Active Directory Service Interfaces provides a consistent, open set of interfaces for integrating multiple directory services. Using Perl, REX, VBScript, or C++ you can create your own interfaces with NDS. First, you must install Gateway and Client Services for NetWare. Read “Using ADSI with NDS Providers” in MSDN or find it online at http://msdn.microsoft.com/ isapi/msdnlib.idc?theURL=/library/psdk/adsi/ds2prggd_7mgj.htm.  

ADSI is also used to integrate Microsoft Exchange Server 5.5 directories with Win2K. Exchange 2000 will be integrated with the AD and won’t have a separate directory store.

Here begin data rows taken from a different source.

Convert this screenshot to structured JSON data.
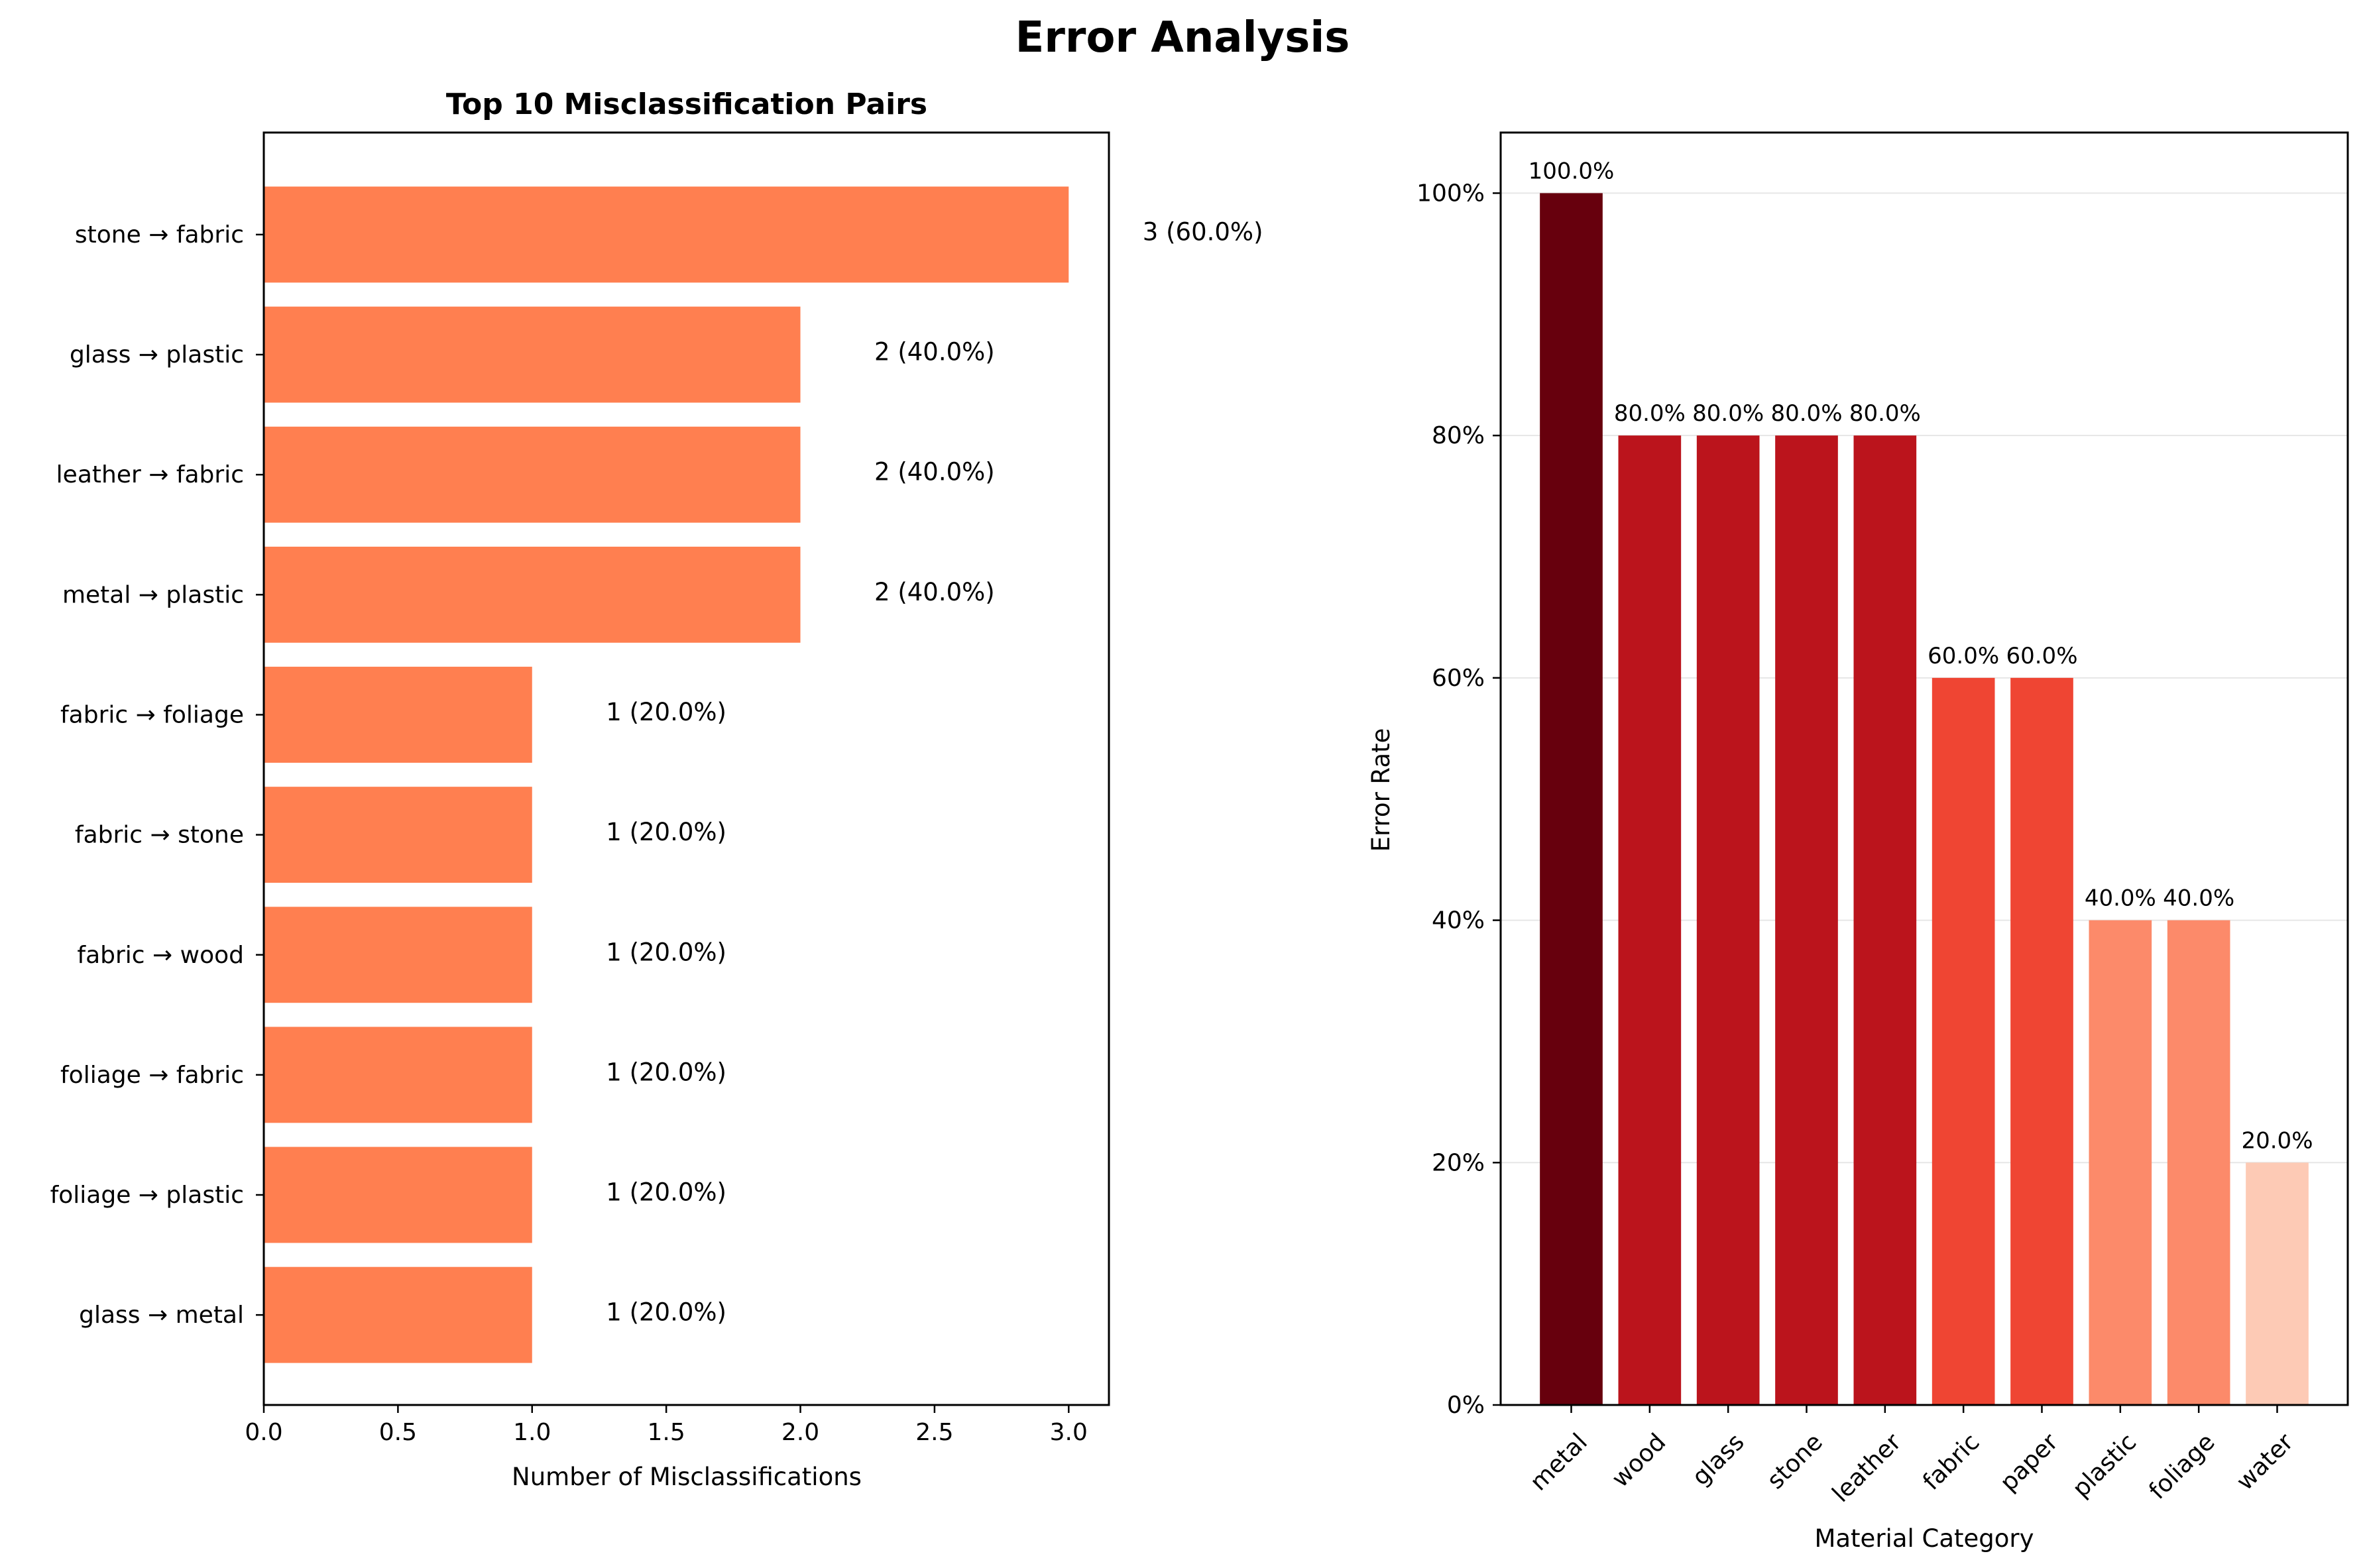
{
  "figure": {
    "title": "Error Analysis"
  },
  "chart_data": [
    {
      "type": "bar",
      "orientation": "horizontal",
      "title": "Top 10 Misclassification Pairs",
      "xlabel": "Number of Misclassifications",
      "ylabel": "",
      "xlim": [
        0,
        3.15
      ],
      "xticks": [
        "0.0",
        "0.5",
        "1.0",
        "1.5",
        "2.0",
        "2.5",
        "3.0"
      ],
      "grid": false,
      "bar_color": "#ff7f50",
      "categories": [
        "stone → fabric",
        "glass → plastic",
        "leather → fabric",
        "metal → plastic",
        "fabric → foliage",
        "fabric → stone",
        "fabric → wood",
        "foliage → fabric",
        "foliage → plastic",
        "glass → metal"
      ],
      "values": [
        3,
        2,
        2,
        2,
        1,
        1,
        1,
        1,
        1,
        1
      ],
      "data_labels": [
        "3 (60.0%)",
        "2 (40.0%)",
        "2 (40.0%)",
        "2 (40.0%)",
        "1 (20.0%)",
        "1 (20.0%)",
        "1 (20.0%)",
        "1 (20.0%)",
        "1 (20.0%)",
        "1 (20.0%)"
      ]
    },
    {
      "type": "bar",
      "orientation": "vertical",
      "title": "",
      "xlabel": "Material Category",
      "ylabel": "Error Rate",
      "ylim": [
        0,
        1.05
      ],
      "yticks": [
        "0%",
        "20%",
        "40%",
        "60%",
        "80%",
        "100%"
      ],
      "grid": true,
      "categories": [
        "metal",
        "wood",
        "glass",
        "stone",
        "leather",
        "fabric",
        "paper",
        "plastic",
        "foliage",
        "water"
      ],
      "values": [
        1.0,
        0.8,
        0.8,
        0.8,
        0.8,
        0.6,
        0.6,
        0.4,
        0.4,
        0.2
      ],
      "data_labels": [
        "100.0%",
        "80.0%",
        "80.0%",
        "80.0%",
        "80.0%",
        "60.0%",
        "60.0%",
        "40.0%",
        "40.0%",
        "20.0%"
      ],
      "colors": [
        "#67000d",
        "#bb141c",
        "#bb141c",
        "#bb141c",
        "#bb141c",
        "#ef4533",
        "#ef4533",
        "#fc8a6a",
        "#fc8a6a",
        "#fdcab5"
      ]
    }
  ]
}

Kerberos Interoperability The Windows 2000 implementation of Kerberos has stirred up hope and a host of new antagonism from “the other guys.” Kerberos is a standard, so you ought to be able to integrate Win2K with other Kerberos systems and have a single authentication system to manage. Microsoft being what it is, the Kerberos community is quick to jump all over any real or perceived variance from “the standard” (the interpretation of the RFC that they themselves have implemented). What’s the truth here? A recent white paper sums up what Win2K offers in the way of interoperability; you can find it at www.microsoft.com/security. In a nutshell, here’s how Kerberos integration is supposed to work: MIT Kerberos-based clients and hosts can use a Win2K Server Kerberos KDC (Kerberos Distribution Center—the user and password database) for authentication. DES-CBC-MD5 or DES-CBC-CRC encryption types can be used. Win2K Professional clients can be configured to use a Kerberos realm for authentication. That’s right: single sign-on to the Win2K Professional client and to the Kerberos realm. Command-line tools to configure Win2K Professional are on the installation CD. Cross-platform hierarchical Kerberos realm support isn’t included; however, you can set up a trust relationship between Win2K domains and Kerberos realms. The trust won’t be transitive, but it can be configured. Accounts for the MIT Kerberos clients and hosts are configured in AD. Services instance accounts can be placed in AD for services running on Unix systems. Trusted MIT Kerberos realm accounts are mapped to local account identities in the AD. There’s interoperability between the Win2K Kerberos Security Support Provider, which is its implementation of the Kerberos GSS API (RFC-1964) and an MIT Kerberos implementation of the GSS API. Figure 3. In a properly integrated Unix realm and Windows 2000 domain, Win2K Pro and Unix clients can access services that exist in both. Users log on once, using either a Win2K or Unix ID and password. —Roberta Bragg

And the Answer Is…

How dissimilar is your network? What’s your budget for add-ons and administrative support? What’s your background in the technologies I’ve discussed? Ideally, SSO should reduce administrator involvement in the issue of authentication. However, there’s going to be a learning curve and a time when it seems you’d be better off glossing over the multiple password issue.

One thing’s for sure: We’re a lot closer to true, enterprise-class SSO than we’ve been before. Does that mean the tower is about to be knocked over again?